Remember the flight attendant who tried to slip some to the toddler in the apple juice, but forgot to let the tablet dissolve before handing the mom the chunky, drug laced juice?  Well that wasn't me.  First off, I'd be smart enough, if I were to ever drug someone, to let the tablet mix with the drink before handing it over.  Second, and maybe more importantly, I wouldn't drug a child.  Even my own.  Third, I wouldn't even drug an adult, unless it was agreed upon by both parties.  And then there would be a party.  

So I'm waiting for her to fall asleep hugging the can.  Unfortunately, she is now curled up downstairs watching tv.  This isn't bad at all, except if a certain person was trying to get a photo.  And it wouldn't be so terrible of a photo if the couch she was curled up on wasn't right next to the clothes washer/dryer.  I'm not sure about a normal persons house, but if there is a relatively flat surface next to the laundry area, it is typically covered with hopefully freshly laundered laundry.

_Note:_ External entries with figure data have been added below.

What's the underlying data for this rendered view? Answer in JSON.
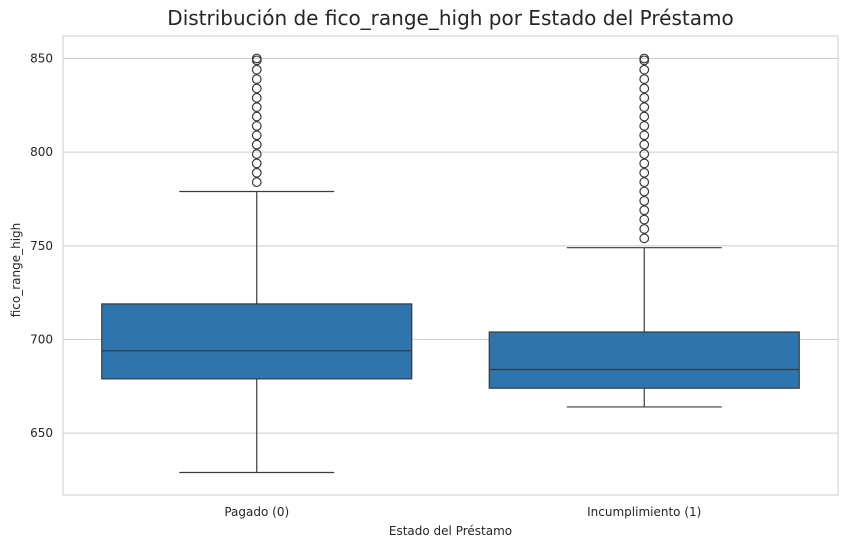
{
  "chart_data": {
    "type": "box",
    "title": "Distribución de fico_range_high por Estado del Préstamo",
    "xlabel": "Estado del Préstamo",
    "ylabel": "fico_range_high",
    "ylim": [
      617,
      862
    ],
    "yticks": [
      650,
      700,
      750,
      800,
      850
    ],
    "grid": true,
    "categories": [
      "Pagado (0)",
      "Incumplimiento (1)"
    ],
    "boxes": [
      {
        "category": "Pagado (0)",
        "whisker_low": 629,
        "q1": 679,
        "median": 694,
        "q3": 719,
        "whisker_high": 779,
        "outliers": [
          784,
          789,
          794,
          799,
          804,
          809,
          814,
          819,
          824,
          829,
          834,
          839,
          844,
          849,
          850
        ]
      },
      {
        "category": "Incumplimiento (1)",
        "whisker_low": 664,
        "q1": 674,
        "median": 684,
        "q3": 704,
        "whisker_high": 749,
        "outliers": [
          754,
          759,
          764,
          769,
          774,
          779,
          784,
          789,
          794,
          799,
          804,
          809,
          814,
          819,
          824,
          829,
          834,
          839,
          844,
          849,
          850
        ]
      }
    ],
    "colors": {
      "box_fill": "#2e75ad",
      "line": "#3a3a3a",
      "grid": "#cccccc",
      "spine": "#cccccc"
    }
  }
}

Laundry.  Say it 10 times and it becomes a sound instead of a word.  A weird sound, and my favorite.
Not the noun.  The noun stinks, sometimes literally, and I hate it.

Because she is next to a mountain of clothes, even if I get the picture, I wouldn't post it for shame of a messy room that will follow me forever.  Descriptions are one thing, but the imagination can't hold a candle to the actual pile of laundry that is my couch.

So if you do send help, make sure they can fold and put away.